Qolo, KeyBank Team Up for New Virtual Card Solution

Fintech firm Qolo has deepened its partnership with KeyBank to roll out Key Virtual Card, branded KeyVC, a new virtual commercial card program built directly into KeyBank’s existing treasury infrastructure. The announcement, made May 1, 2026, marks a significant expansion of a relationship that began when KeyBank’s Virtual Account Management platform (KeyVAM) launched in 2024.
The Qolo KeyBank virtual commercial card program gives KeyBank’s commercial clients the ability to create and manage virtual cards from within the same KeyVAM platform they already use for cash and treasury management. That integration is the central pitch: instead of toggling between separate systems for card spending and traditional payment workflows, finance teams can now handle supplier payments, reconciliation, and oversight in one unified environment.
Qolo powers the backend of the program, handling card issuance and processing, fraud monitoring, dispute resolution, and chargebacks. It is the kind of fintech-as-infrastructure play that lets an established bank like KeyBank deliver a modern card product without building the technology stack from scratch.
John Withrow, Head of Commercial Cards at KeyBank, said the expansion was driven by demand for simpler, more controlled payment options. “By expanding our partnership with Qolo, we’re making virtual cards easier to use within our existing treasury platforms, helping clients streamline accounts payable, improve visibility, and maintain better control over how and when money is spent,” he said.
Rouzbeh Rotabi, Chief Operating Officer at Qolo, framed KeyVC as a tool designed to reduce the complexity of managing multiple payment systems. “Working with KeyBank, we’ve built a virtual card solution that feels like a seamless part of the treasury environment, giving finance teams more flexibility, stronger controls, and clearer insight into their spending,” Rotabi added.

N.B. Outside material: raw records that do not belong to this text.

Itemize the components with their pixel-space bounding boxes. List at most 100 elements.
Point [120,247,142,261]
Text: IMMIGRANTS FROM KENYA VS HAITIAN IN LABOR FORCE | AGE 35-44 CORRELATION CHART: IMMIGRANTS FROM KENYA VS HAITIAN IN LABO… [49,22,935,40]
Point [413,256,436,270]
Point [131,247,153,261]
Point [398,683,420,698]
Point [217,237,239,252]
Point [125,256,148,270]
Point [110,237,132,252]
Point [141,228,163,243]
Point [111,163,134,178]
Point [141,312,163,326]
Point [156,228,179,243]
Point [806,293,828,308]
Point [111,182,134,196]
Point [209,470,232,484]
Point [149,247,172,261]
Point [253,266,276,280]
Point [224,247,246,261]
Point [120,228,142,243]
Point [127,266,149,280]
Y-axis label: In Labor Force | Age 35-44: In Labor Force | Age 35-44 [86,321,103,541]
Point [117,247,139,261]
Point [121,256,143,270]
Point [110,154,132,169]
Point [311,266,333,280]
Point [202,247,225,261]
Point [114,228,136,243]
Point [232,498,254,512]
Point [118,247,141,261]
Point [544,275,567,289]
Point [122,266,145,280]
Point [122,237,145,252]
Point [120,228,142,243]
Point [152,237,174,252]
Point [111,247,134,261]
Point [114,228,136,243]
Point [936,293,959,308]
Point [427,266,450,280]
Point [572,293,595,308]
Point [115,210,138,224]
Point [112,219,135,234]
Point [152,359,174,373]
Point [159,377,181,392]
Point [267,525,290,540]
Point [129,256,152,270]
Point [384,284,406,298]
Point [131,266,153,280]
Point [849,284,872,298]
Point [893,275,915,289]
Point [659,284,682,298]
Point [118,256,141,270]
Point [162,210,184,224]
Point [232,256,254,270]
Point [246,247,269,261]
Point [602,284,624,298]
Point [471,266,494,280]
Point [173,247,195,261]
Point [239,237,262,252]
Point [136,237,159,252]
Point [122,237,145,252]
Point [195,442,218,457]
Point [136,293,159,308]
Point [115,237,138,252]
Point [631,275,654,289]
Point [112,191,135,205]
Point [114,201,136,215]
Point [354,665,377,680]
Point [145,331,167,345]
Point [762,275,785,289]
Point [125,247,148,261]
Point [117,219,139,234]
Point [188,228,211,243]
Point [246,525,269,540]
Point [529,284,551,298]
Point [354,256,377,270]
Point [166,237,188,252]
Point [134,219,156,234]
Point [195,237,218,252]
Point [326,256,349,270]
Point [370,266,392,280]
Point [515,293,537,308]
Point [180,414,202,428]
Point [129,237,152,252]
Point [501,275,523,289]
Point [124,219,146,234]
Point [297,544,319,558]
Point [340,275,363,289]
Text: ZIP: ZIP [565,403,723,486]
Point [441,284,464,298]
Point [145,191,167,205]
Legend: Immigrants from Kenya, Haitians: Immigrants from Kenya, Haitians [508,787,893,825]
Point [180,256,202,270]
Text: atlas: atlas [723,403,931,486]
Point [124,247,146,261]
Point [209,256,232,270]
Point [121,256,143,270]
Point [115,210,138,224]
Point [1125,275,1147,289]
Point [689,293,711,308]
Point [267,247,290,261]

The Qolo KeyBank virtual commercial card program will be made available to clients in KeyBank’s Middle Market and Institutional Banking segments, a target audience that has been under mounting pressure to automate accounts payable and tighten spending controls heading into the second half of the decade.
The move reflects a broader trend in commercial banking where the boundary between traditional treasury services and fintech-powered payment tools is increasingly difficult to draw. For Qolo, the expanded role with KeyBank cements its positioning as infrastructure for institutional finance, not just a payment processor. For KeyBank, it is a way to compete on product depth without the timelines of in-house development.
Whether KeyVC delivers on its promise of consistent, real-time reporting across payment types will ultimately determine how sticky the offering becomes for corporate finance teams, for whom end-of-month reconciliation headaches remain a very real operational pain point.